7 вопросов Валерию Борщеву, правозащитнику

Алексей Храпов
28 ноября 2013, 00:00

Новым председателем Общественной наблюдательной комиссии (ОНК) Москвы стал руководитель организации «Офицеры России» Алексей Цветков. ОНК должна осуществлять независимый контроль над тюрьмами и СИЗО, и правозащитники, которых в новом ее составе оказалось меньшинство, уверены, что силовики производят ее планомерный захват. О том, как сворачивается очередная реформа времен Дмитрия Медведева, «РР» поговорил с автором закона об ОНК и экс-председателем московской комиссии Валерием Борщевым

Фото: Владимир Астапкович/РИА Новости

1. Можно ли говорить о том, что силовики целенаправленно пытаются поставить под свой контроль все ОНК страны?

Конечно. Москва — яркий тому пример. Посмотрите на список тех, кто в нее вошел. Союз профессиональных охранников, Союз оперативных работников, Союз ветеранов внутренних войск, Союз военнослужащих и их семей, «Офицеры России» и так далее. Конечно, они будут поддерживать тех, кто им социально близок. А социально близки им, разумеется, не заключенные, не подследственные, а сотрудники МВД и пенитенциарной системы.

2. Количество независимых ОНК в регионах сильно уменьшилось уже во втором созыве или только сейчас, в третьем?

Начало меняться во втором, но сильно — в третьем. Во втором еще держались: мурманская, в Алтайском крае, в Краснодаре была нормальная, которая делала много полезного. В Петербурге нормальная, независимая. В Перми, в Нижнем Новгороде, в Липецке. А вот Краснодар я теперь, к примеру, уже не могу назвать в их числе…

3. Как проходил отбор кандидатов в московскую комиссию?

Там был список кандидатов, рекомендованных уполномоченным по правам человека в РФ Лукиным, — 40 человек. А был список Цветкова. Решающий голос имела рабочая группа из членов Общественной палаты России. Они отфильтровали список и представили совету палаты такой, в котором из лукинских кандидатов осталось 17, а из цветковских — 23.

4. Она первый раз так вычеркивала кандидатов?

Она и в прошлом созыве этим занималась. Известных журналистов — Юлию Калинину, Юлию Башинову, Ирину Гордиенко, — к примеру, именно они вычеркнули. Причем они опирались на письмо, которое прислали из ГУВД: им были нежелательны некоторые кандидатуры.

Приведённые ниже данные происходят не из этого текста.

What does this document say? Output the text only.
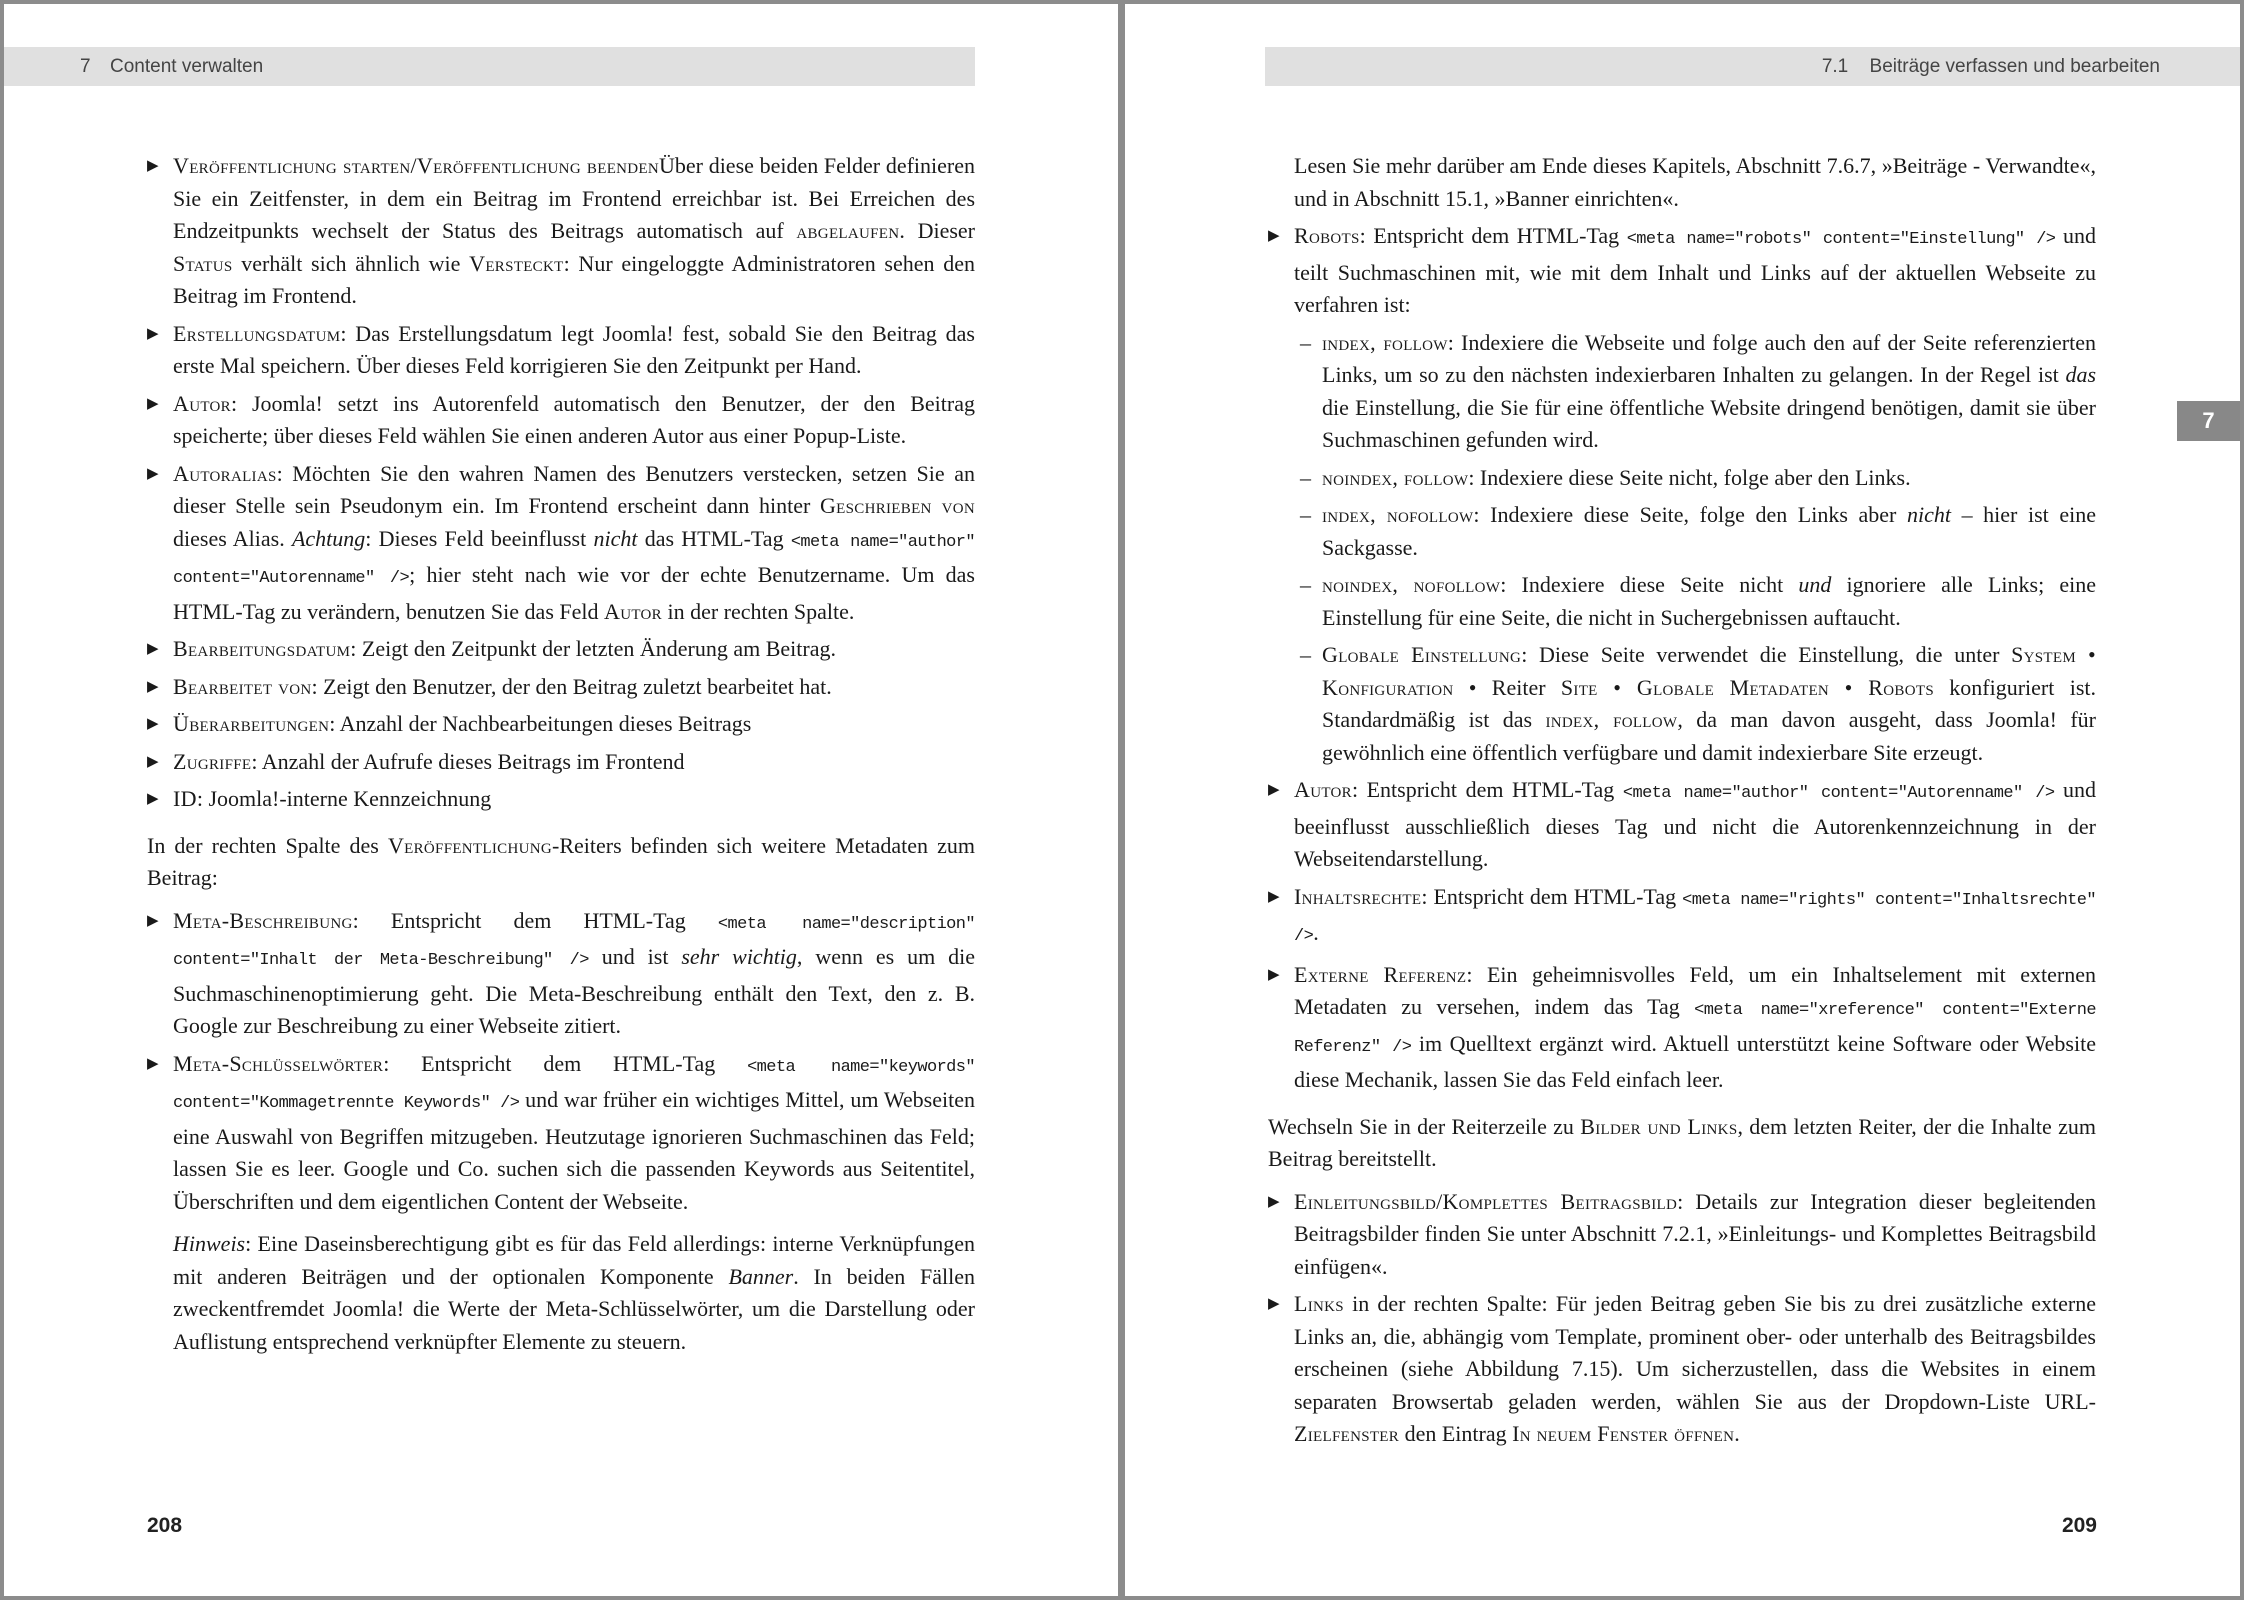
7 Content verwalten	7.1 Beiträge verfassen und bearbeiten
7
▶ Veröffentlichung starten/Veröffentlichung beendenÜber diese beiden Felder definieren Sie ein Zeitfenster, in dem ein Beitrag im Frontend erreichbar ist. Bei Erreichen des Endzeitpunkts wechselt der Status des Beitrags automatisch auf abgelaufen. Dieser Status verhält sich ähnlich wie Versteckt: Nur eingeloggte Administratoren sehen den Beitrag im Frontend.
▶ Erstellungsdatum: Das Erstellungsdatum legt Joomla! fest, sobald Sie den Beitrag das erste Mal speichern. Über dieses Feld korrigieren Sie den Zeitpunkt per Hand.
▶ Autor: Joomla! setzt ins Autorenfeld automatisch den Benutzer, der den Beitrag speicherte; über dieses Feld wählen Sie einen anderen Autor aus einer Popup-Liste.
▶ Autoralias: Möchten Sie den wahren Namen des Benutzers verstecken, setzen Sie an dieser Stelle sein Pseudonym ein. Im Frontend erscheint dann hinter Geschrieben von dieses Alias. Achtung: Dieses Feld beeinflusst nicht das HTML-Tag <meta name="author" content="Autorenname" />; hier steht nach wie vor der echte Benutzername. Um das HTML-Tag zu verändern, benutzen Sie das Feld Autor in der rechten Spalte.
▶ Bearbeitungsdatum: Zeigt den Zeitpunkt der letzten Änderung am Beitrag.
▶ Bearbeitet von: Zeigt den Benutzer, der den Beitrag zuletzt bearbeitet hat.
▶ Überarbeitungen: Anzahl der Nachbearbeitungen dieses Beitrags
▶ Zugriffe: Anzahl der Aufrufe dieses Beitrags im Frontend
▶ ID: Joomla!-interne Kennzeichnung
In der rechten Spalte des Veröffentlichung-Reiters befinden sich weitere Metadaten zum Beitrag:
▶ Meta-Beschreibung: Entspricht dem HTML-Tag <meta name="description" content="Inhalt der Meta-Beschreibung" /> und ist sehr wichtig, wenn es um die Suchmaschinenoptimierung geht. Die Meta-Beschreibung enthält den Text, den z. B. Google zur Beschreibung zu einer Webseite zitiert.
▶ Meta-Schlüsselwörter: Entspricht dem HTML-Tag <meta name="keywords" content="Kommagetrennte Keywords" /> und war früher ein wichtiges Mittel, um Webseiten eine Auswahl von Begriffen mitzugeben. Heutzutage ignorieren Suchmaschinen das Feld; lassen Sie es leer. Google und Co. suchen sich die passenden Keywords aus Seitentitel, Überschriften und dem eigentlichen Content der Webseite.
Hinweis: Eine Daseinsberechtigung gibt es für das Feld allerdings: interne Verknüpfungen mit anderen Beiträgen und der optionalen Komponente Banner. In beiden Fällen zweckentfremdet Joomla! die Werte der Meta-Schlüsselwörter, um die Darstellung oder Auflistung entsprechend verknüpfter Elemente zu steuern.
Lesen Sie mehr darüber am Ende dieses Kapitels, Abschnitt 7.6.7, »Beiträge - Verwandte«, und in Abschnitt 15.1, »Banner einrichten«.
▶ Robots: Entspricht dem HTML-Tag <meta name="robots" content="Einstellung" /> und teilt Suchmaschinen mit, wie mit dem Inhalt und Links auf der aktuellen Webseite zu verfahren ist:
– index, follow: Indexiere die Webseite und folge auch den auf der Seite referenzierten Links, um so zu den nächsten indexierbaren Inhalten zu gelangen. In der Regel ist das die Einstellung, die Sie für eine öffentliche Website dringend benötigen, damit sie über Suchmaschinen gefunden wird.
– noindex, follow: Indexiere diese Seite nicht, folge aber den Links.
– index, nofollow: Indexiere diese Seite, folge den Links aber nicht – hier ist eine Sackgasse.
– noindex, nofollow: Indexiere diese Seite nicht und ignoriere alle Links; eine Einstellung für eine Seite, die nicht in Suchergebnissen auftaucht.
– Globale Einstellung: Diese Seite verwendet die Einstellung, die unter System • Konfiguration • Reiter Site • Globale Metadaten • Robots konfiguriert ist. Standardmäßig ist das index, follow, da man davon ausgeht, dass Joomla! für gewöhnlich eine öffentlich verfügbare und damit indexierbare Site erzeugt.
▶ Autor: Entspricht dem HTML-Tag <meta name="author" content="Autorenname" /> und beeinflusst ausschließlich dieses Tag und nicht die Autorenkennzeichnung in der Webseitendarstellung.
▶ Inhaltsrechte: Entspricht dem HTML-Tag <meta name="rights" content="Inhaltsrechte" />.
▶ Externe Referenz: Ein geheimnisvolles Feld, um ein Inhaltselement mit externen Metadaten zu versehen, indem das Tag <meta name="xreference" content="Externe Referenz" /> im Quelltext ergänzt wird. Aktuell unterstützt keine Software oder Website diese Mechanik, lassen Sie das Feld einfach leer.
Wechseln Sie in der Reiterzeile zu Bilder und Links, dem letzten Reiter, der die Inhalte zum Beitrag bereitstellt.
▶ Einleitungsbild/Komplettes Beitragsbild: Details zur Integration dieser begleitenden Beitragsbilder finden Sie unter Abschnitt 7.2.1, »Einleitungs- und Komplettes Beitragsbild einfügen«.
▶ Links in der rechten Spalte: Für jeden Beitrag geben Sie bis zu drei zusätzliche externe Links an, die, abhängig vom Template, prominent ober- oder unterhalb des Beitragsbildes erscheinen (siehe Abbildung 7.15). Um sicherzustellen, dass die Websites in einem separaten Browsertab geladen werden, wählen Sie aus der Dropdown-Liste URL-Zielfenster den Eintrag In neuem Fenster öffnen.
208	209
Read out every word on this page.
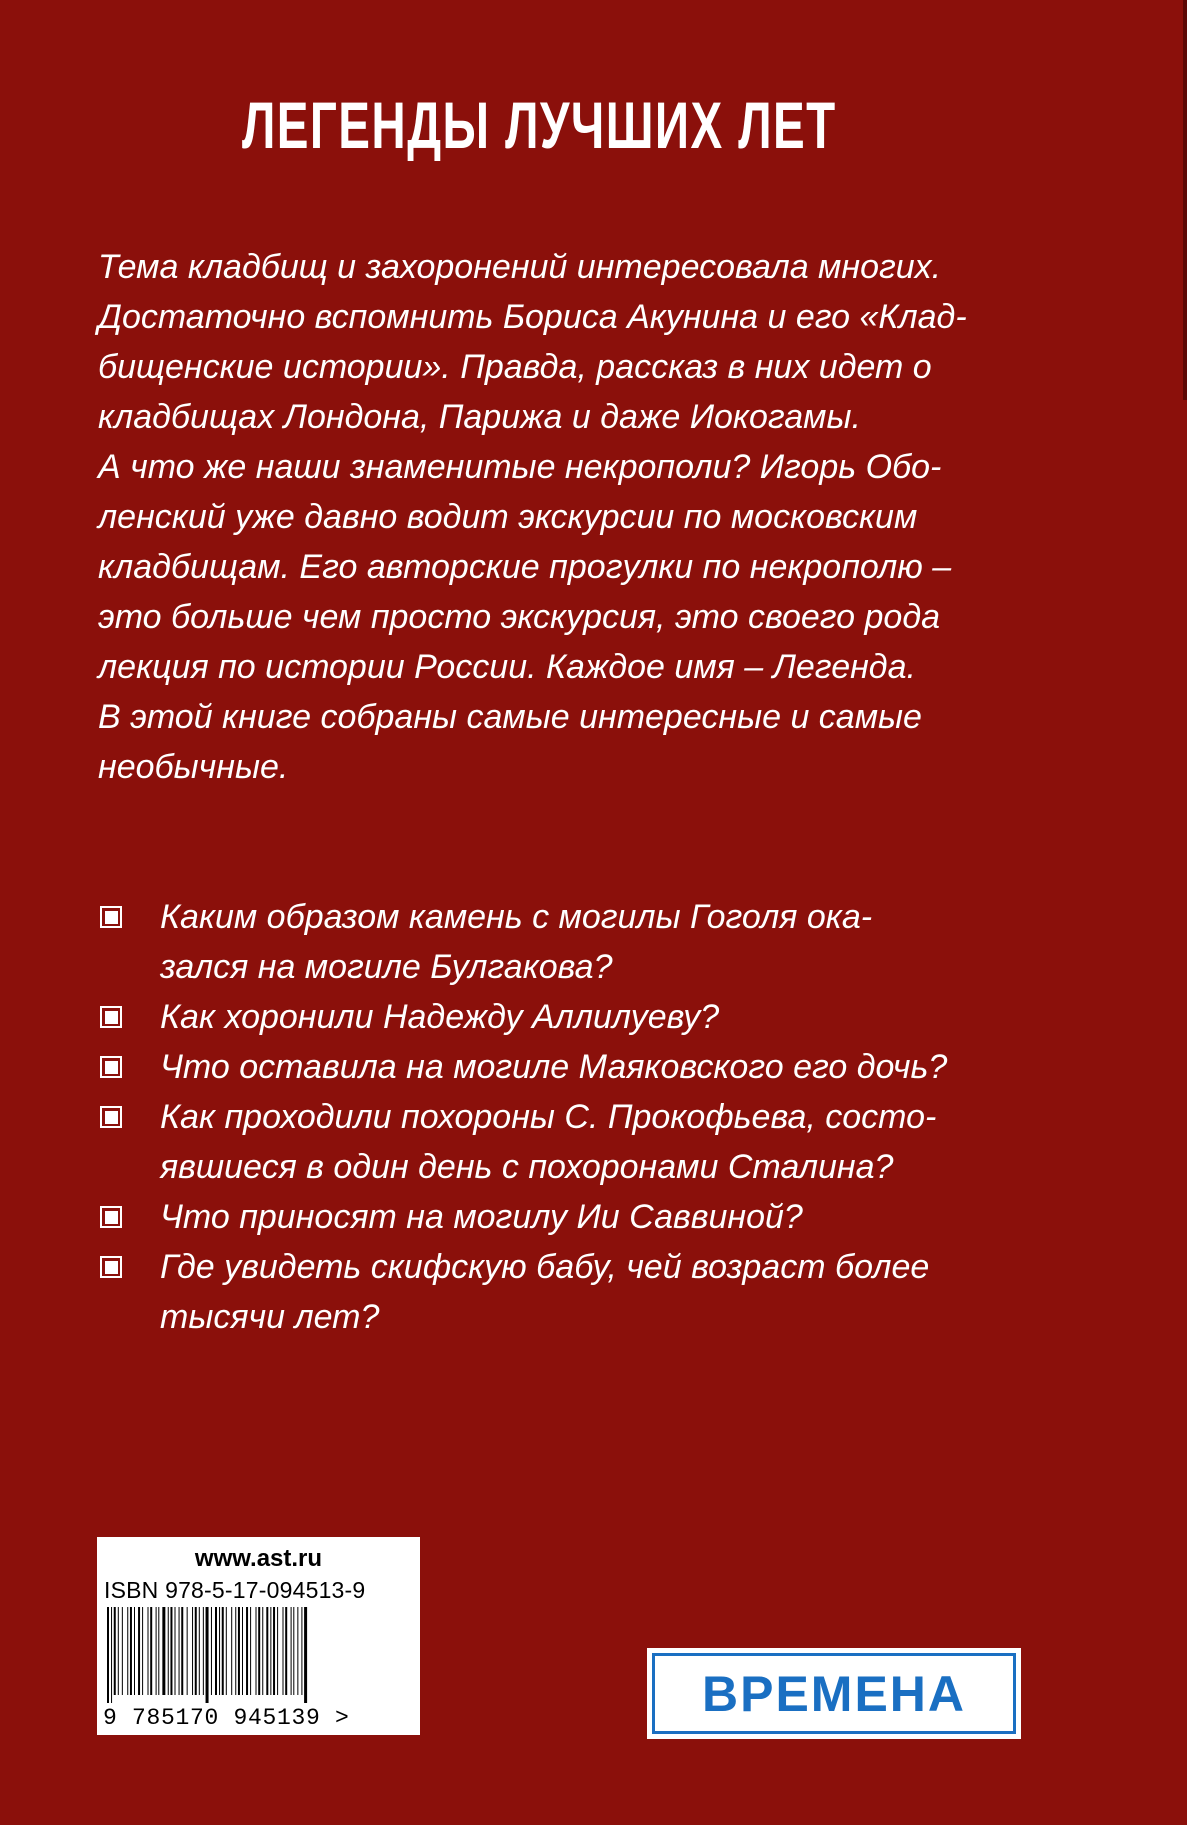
ЛЕГЕНДЫ ЛУЧШИХ ЛЕТ
Тема кладбищ и захоронений интересовала многих.
Достаточно вспомнить Бориса Акунина и его «Клад-
бищенские истории». Правда, рассказ в них идет о
кладбищах Лондона, Парижа и даже Иокогамы.
А что же наши знаменитые некрополи? Игорь Обо-
ленский уже давно водит экскурсии по московским
кладбищам. Его авторские прогулки по некрополю –
это больше чем просто экскурсия, это своего рода
лекция по истории России. Каждое имя – Легенда.
В этой книге собраны самые интересные и самые
необычные.
Каким образом камень с могилы Гоголя ока-
зался на могиле Булгакова?
Как хоронили Надежду Аллилуеву?
Что оставила на могиле Маяковского его дочь?
Как проходили похороны С. Прокофьева, состо-
явшиеся в один день с похоронами Сталина?
Что приносят на могилу Ии Саввиной?
Где увидеть скифскую бабу, чей возраст более
тысячи лет?
www.ast.ru
ISBN 978-5-17-094513-9
9 785170 945139 >	ВРЕМЕНА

5. По закону члены наблюдательной комиссии имеют равные права с председателем, а любые два члена комиссии могут работать независимо от остальных и свободно посещать места принудительного содержания. Почему вас тогда беспокоит новый состав московской ОНК?

Это не совсем так, это зависит от регламента. Наш московский регламент давал эти полномочия. В других регионах, например в Мордовии, в Челябинске, в Омске, посещение согласовывалось с председателем ОНК. Но и у нас ведь теперь тоже могут изменить регламент.

6. Что бы вы как автор идеи изменили в принципах формирования ОНК?

В моем варианте законопроекта утверждение членов ОНК было в компетенции уполномоченного по правам человека, потому что он в постоянном контакте с правозащитниками и в любом случае отдал бы им приоритет. Для Общественной палаты правозащитники не являются приоритетной группой. Более того, там есть лоббисты силовиков. И совершенно очевидно, что монопольное право Общественной палаты на формирование ОНК демонстрирует свою несостоятельность.

7. Не все внимательно следят за деятельностью ОНК. Есть ли зримые результаты их работы?

Я мог бы привести уйму конкретных примеров, когда люди умирали, а нам удалось улучшить их ситуацию, а кого-то даже освободить из СИЗО. Как мы бились, например, за нотариуса Владимира Орлова, которого следователь не хотел выпускать. То, что он жив, — это заслуга членов ОНК. А так бы он умер в тюрьме. Я уж не говорю о том, как улучшили условия. Ведь те камеры, в которых содержался Магнитский, разрушены, их больше нет! Поэтому роль ОНК огромна. Но это когда там работают правозащитники. А когда силовики — это, конечно, бывает и не так.